I should say, though, that there's a difference between a Christian saying (a) that the God Muslims worship is the true God and (b) that people in other religions can be saved without trusting in Christ explicitly, which is yet a further claim from (c) that people in other religions can get to God without it being based on the cross of Christ at all. Exclusivists can believe that Muslims worship the same God as Christians without believing they do so salvifically. They just would say that Muslims believe a lot of wrong things about God. The inclusivist move of C.S. Lewis is to suggest that possibly some worship Christ while following another religion, but it might still be based on the objective basis of the cross that they're saved. It seems to me that Bush may only be going far enough to consider this a possibility. He certainly didn't assert that there are paths to God that don't have an objective basis in the cross. So I'm sure he thinks (a), and it sounds as if he's open to the possibility of (b), but there's no evidence that he thinks (c).
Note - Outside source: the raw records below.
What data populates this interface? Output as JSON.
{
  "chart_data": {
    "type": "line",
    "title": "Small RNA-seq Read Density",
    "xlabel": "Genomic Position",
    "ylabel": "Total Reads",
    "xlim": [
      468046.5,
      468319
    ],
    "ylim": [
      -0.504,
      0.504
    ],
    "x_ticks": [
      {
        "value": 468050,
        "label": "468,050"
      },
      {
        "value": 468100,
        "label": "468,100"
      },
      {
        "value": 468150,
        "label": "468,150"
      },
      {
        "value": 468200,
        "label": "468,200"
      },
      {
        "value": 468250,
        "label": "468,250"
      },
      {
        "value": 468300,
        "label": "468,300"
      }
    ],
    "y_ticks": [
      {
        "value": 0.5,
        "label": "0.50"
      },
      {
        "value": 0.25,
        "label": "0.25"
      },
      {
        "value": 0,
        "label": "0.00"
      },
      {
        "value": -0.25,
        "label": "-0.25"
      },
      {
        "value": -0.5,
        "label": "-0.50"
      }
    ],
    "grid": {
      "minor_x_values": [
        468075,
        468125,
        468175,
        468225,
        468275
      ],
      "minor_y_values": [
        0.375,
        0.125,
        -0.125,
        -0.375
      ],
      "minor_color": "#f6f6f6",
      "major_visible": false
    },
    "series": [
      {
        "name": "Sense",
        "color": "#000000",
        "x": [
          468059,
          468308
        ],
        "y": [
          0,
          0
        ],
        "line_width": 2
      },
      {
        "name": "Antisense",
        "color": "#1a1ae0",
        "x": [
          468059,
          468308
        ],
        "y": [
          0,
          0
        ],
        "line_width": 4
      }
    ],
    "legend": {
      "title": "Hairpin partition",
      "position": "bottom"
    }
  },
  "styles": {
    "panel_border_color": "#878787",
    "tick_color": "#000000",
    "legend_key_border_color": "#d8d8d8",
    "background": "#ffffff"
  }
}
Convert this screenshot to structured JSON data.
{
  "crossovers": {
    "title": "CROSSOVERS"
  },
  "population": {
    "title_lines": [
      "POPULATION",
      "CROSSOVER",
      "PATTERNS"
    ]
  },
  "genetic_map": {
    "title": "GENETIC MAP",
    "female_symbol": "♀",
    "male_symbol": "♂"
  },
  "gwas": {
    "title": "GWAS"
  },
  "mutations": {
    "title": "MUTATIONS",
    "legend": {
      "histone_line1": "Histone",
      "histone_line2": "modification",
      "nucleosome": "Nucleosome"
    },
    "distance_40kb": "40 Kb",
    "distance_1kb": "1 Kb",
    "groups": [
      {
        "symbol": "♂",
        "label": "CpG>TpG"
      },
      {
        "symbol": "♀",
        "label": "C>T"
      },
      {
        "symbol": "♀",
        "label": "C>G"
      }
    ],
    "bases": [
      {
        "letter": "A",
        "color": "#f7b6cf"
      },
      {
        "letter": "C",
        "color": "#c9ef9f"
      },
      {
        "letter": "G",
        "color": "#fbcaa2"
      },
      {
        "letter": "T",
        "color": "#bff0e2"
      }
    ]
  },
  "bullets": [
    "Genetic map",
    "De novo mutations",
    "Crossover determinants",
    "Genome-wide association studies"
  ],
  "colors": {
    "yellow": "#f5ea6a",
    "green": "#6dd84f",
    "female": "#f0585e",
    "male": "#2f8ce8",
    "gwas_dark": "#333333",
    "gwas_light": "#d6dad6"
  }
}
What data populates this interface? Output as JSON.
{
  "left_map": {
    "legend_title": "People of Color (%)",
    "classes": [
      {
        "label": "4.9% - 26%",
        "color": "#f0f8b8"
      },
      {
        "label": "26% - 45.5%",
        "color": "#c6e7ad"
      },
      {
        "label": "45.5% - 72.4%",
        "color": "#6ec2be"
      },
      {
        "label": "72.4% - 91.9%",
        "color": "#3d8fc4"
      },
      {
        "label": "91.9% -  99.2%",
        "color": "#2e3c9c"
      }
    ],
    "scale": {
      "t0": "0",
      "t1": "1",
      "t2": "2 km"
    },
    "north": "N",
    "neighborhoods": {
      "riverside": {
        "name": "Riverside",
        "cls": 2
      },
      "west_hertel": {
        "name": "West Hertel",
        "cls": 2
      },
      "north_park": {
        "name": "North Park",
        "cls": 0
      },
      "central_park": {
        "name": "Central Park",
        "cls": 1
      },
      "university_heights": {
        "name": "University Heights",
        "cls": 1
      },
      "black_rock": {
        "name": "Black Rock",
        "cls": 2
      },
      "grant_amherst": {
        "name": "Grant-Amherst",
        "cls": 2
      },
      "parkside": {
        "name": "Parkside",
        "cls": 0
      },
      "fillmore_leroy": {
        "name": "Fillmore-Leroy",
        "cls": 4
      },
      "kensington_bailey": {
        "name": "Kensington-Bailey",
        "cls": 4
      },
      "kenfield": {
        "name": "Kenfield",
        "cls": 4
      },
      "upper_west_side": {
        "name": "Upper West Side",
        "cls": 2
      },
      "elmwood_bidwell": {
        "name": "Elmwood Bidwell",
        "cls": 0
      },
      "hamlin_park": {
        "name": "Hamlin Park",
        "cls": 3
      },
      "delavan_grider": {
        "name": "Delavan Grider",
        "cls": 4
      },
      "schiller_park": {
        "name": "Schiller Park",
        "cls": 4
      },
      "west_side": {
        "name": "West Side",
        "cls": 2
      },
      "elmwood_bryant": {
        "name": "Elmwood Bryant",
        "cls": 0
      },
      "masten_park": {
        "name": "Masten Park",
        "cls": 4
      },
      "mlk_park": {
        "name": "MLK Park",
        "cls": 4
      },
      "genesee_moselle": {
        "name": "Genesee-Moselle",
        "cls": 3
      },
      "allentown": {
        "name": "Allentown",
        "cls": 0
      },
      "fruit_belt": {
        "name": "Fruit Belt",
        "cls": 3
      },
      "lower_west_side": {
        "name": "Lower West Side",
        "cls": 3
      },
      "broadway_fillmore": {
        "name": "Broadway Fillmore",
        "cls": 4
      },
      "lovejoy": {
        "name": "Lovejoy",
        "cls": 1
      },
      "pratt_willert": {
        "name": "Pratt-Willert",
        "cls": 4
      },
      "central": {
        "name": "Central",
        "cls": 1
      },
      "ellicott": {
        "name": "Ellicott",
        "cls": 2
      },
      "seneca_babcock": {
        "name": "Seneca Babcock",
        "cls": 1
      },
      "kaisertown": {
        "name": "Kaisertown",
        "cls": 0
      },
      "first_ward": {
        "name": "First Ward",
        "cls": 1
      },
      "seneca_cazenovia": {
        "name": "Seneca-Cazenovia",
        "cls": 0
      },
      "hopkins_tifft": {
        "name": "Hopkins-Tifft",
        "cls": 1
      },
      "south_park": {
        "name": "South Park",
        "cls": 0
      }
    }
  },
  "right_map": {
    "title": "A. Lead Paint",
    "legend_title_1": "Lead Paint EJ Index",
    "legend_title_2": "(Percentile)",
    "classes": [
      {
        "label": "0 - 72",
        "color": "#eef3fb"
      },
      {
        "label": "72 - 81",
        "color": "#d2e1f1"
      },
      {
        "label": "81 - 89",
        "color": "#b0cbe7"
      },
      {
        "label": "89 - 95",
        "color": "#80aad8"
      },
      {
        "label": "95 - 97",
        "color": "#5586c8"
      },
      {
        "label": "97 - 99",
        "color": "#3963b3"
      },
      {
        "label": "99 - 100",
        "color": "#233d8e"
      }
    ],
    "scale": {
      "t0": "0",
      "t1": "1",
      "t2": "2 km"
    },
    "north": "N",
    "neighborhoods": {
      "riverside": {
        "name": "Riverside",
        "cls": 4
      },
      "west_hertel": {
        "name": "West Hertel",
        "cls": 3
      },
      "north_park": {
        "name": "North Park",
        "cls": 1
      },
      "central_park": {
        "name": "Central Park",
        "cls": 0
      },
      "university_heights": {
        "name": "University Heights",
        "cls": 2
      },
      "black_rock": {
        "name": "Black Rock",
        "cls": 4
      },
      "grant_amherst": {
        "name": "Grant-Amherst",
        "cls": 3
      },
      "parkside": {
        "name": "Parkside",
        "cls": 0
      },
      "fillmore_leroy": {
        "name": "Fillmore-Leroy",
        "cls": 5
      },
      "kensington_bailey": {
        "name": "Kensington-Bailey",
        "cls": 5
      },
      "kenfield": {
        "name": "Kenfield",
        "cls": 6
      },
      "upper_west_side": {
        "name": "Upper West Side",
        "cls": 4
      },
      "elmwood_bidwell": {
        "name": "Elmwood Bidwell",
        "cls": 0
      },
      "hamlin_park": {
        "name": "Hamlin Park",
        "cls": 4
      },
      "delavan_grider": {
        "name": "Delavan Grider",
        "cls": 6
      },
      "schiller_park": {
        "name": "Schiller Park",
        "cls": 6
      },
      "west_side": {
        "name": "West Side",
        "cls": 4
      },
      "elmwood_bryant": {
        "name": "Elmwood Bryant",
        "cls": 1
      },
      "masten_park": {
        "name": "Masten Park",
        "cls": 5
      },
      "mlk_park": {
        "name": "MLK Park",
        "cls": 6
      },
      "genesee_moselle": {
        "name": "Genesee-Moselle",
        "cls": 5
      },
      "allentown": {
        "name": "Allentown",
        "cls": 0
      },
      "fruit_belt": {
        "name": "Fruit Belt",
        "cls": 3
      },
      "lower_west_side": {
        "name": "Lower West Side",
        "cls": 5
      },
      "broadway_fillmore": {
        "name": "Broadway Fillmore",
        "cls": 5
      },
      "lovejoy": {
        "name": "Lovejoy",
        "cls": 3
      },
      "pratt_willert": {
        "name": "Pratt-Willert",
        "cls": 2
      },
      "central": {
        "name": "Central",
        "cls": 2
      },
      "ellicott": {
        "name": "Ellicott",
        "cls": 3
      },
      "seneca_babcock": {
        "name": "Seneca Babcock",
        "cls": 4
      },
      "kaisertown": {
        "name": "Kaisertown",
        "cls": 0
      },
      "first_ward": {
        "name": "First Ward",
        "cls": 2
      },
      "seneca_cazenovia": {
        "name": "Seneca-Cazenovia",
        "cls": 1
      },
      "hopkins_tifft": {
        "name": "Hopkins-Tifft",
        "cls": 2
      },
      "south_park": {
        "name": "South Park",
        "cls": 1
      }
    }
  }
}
President-elect Barack Obama, in the 2004 interview that I discussed here, limits his comments about Christ to the "good teacher" and "a pathway to God" kind of thing, which suggests that he doesn't see a need for atonement, certainly not with a necessary condition of having a certain relationship to Christ via the cross. He doesn't even accept the existence of heaven and hell, so the comparison with Bush in this interview is really strained anyway. For these reasons, I'm not sure Bush's openness to inclusivism is anything like Obama's. It's hard for me to see Obama as even clearly a Christian given his theology (and certainly not an evangelical), whereas Bush is perhaps within the bounds of evangelicalism but maybe toward the edges of it if so. There's nothing I've seen from him that makes me question whether he's a Christian at all and even one good sign in this interview that he really does understand the core of the Christian gospel:
It's hard to be Christian period, whether you're president of the United States or whatever, because in order to be a true Christian, you have to accept that God's gift is one of grace and there's nothing you can do to earn God's love, God is love and that ... what's hard is take that love and then change your behavior to honor that love."This seems to me to be solid evidence that Bush does understand the Christian gospel. I'm pretty sure I've never seen anything like that from Obama, but I'm open to seeing evidence to the contrary (particularly if it's later than the 2004 interview and thus might indicate a change). This is such a nice encapsulation of the core of Christianity that it's hard for me to deny that there's at least a prima facie case that Bush really is a genuine Christian in the most important sense. I'd never heard of him saying anything this strong before this interview, so I'd have to say that this does change something of how I think of his faith, just not in the way that most people have been talking about this interview.